八幡宮は宇佐八幡宮が起源で、奈良時代以前から九州で信仰が広がり、中世以降は全国的に流行しました。主に武家の守護神とされ、従来は明神や天神を祀っていた神社が八幡に改称・合祀された事例も多いようです。

 

八幡宮の祭神は、通常 ’応神天皇’ なのですが、枯木八幡宮はなぜか火雷神(ほのいかづちのかみ)で雷除けの神様が祭神となっています。

 

これは、この地域が大阪湾から東に入り込み雷の通り道となっていたうえに、阿麻美許曾神社(天見山)の北斜面に背の高い大木が多かったことから、落雷が多かったと推測されます。そのため、この地域には古くから雷様を祀った「宮」があり、中世に八幡宮が全国に流行ったときに「枯木八幡宮」と改称されたのではないでしょうか。

 

大木が多かったことは、古事記(712)の仁徳紀の「免寸河の西に大木があり、その影は朝は淡路島、夕方は高安山を超える。その木から船を作ったら高速船枯野’ができた。」から、免寸河を大和川付替え前の西除川とすると、枯木村に大木が多かったと個人的に推測します。

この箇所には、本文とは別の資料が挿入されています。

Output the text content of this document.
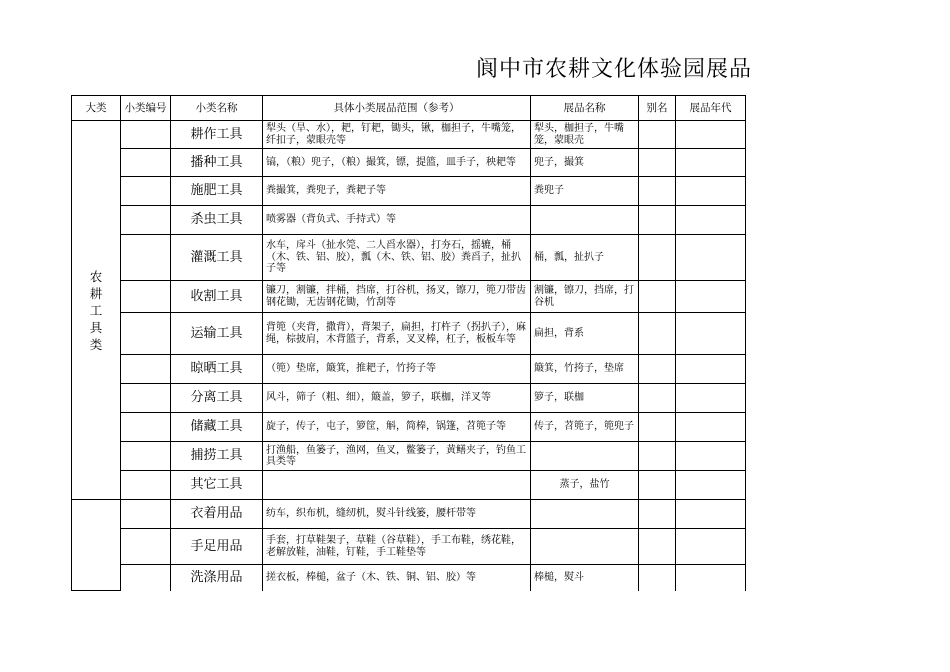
阆中市农耕文化体验园展品
大类	小类编号	小类名称	具体小类展品范围（参考）	展品名称	别名	展品年代
农耕工具类		耕作工具	犁头（旱、水），耙，钉耙，锄头，锹，枷担子，牛嘴笼，纤扣子，蒙眼壳等	犁头，枷担子，牛嘴笼，蒙眼壳		
		播种工具	镐，（粮）兜子，（粮）撮箕，镖，提篮，皿手子，秧耙等	兜子，撮箕		
		施肥工具	粪撮箕，粪兜子，粪耙子等	粪兜子		
		杀虫工具	喷雾器（背负式、手持式）等			
		灌溉工具	水车，戽斗（扯水筦、二人舀水器），打夯石，摇辘，桶（木、铁、铝、胶），瓢（木、铁、铝、胶）粪舀子，扯扒子等	桶，瓢，扯扒子		
		收割工具	镰刀，割镰，拌桶，挡席，打谷机，扬叉，镲刀，篼刀带齿钢花锄，无齿钢花锄，竹刮等	割镰，镲刀，挡席，打谷机		
		运输工具	背篼（夹背，撒背），背架子，扁担，打杵子（拐扒子），麻绳，棕披肩，木背篮子，背系，叉叉棒，杠子，板板车等	扁担，背系		
		晾晒工具	（篼）垫席，簸箕，推耙子，竹挎子等	簸箕，竹挎子，垫席		
		分离工具	风斗，筛子（粗、细），簸盖，箩子，联枷，洋叉等	箩子，联枷		
		储藏工具	旋子，传子，屯子，箩筐，斛，简棒，锅篷，苕篼子等	传子，苕篼子，篼兜子		
		捕捞工具	打渔船，鱼篓子，渔网，鱼叉，鳖篓子，黄鳝夹子，钓鱼工具类等			
		其它工具		蒸子，盐竹		
		衣着用品	纺车，织布机，缝纫机，熨斗针线篓，腰杆带等			
		手足用品	手套，打草鞋架子，草鞋（谷草鞋），手工布鞋，绣花鞋，老解放鞋，油鞋，钉鞋，手工鞋垫等			
		洗涤用品	搓衣板，棒槌，盆子（木、铁、铜、铝、胶）等	棒槌，熨斗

                                       

また、枯木八幡宮はもともと今の場所ではなく、大和川付替えで分断される枯木村の中心に近い場所にあったと推測します 。しかし、その場所は大和川の付替え(1704)で新しい大和川が通る場所となってしまいました。本来なら工事に伴って遷宮するはずですがその記録は残っていません。その理由は、付替え工事が行われた当時、枯木村は村内の争いにより北枯木村、南枯木村に分かれて(1661-1727)おり、枯木八幡宮の遷宮先の場所が定まらなかったためと推測します。

 

現在は大和川の北側の永安寺の近くにあるのですが、これは枯木村が再統一された後に、永安寺が宝暦年間(1751-1764)に開基される際に、併せて傍に小さく再興されたのではないでしょうか。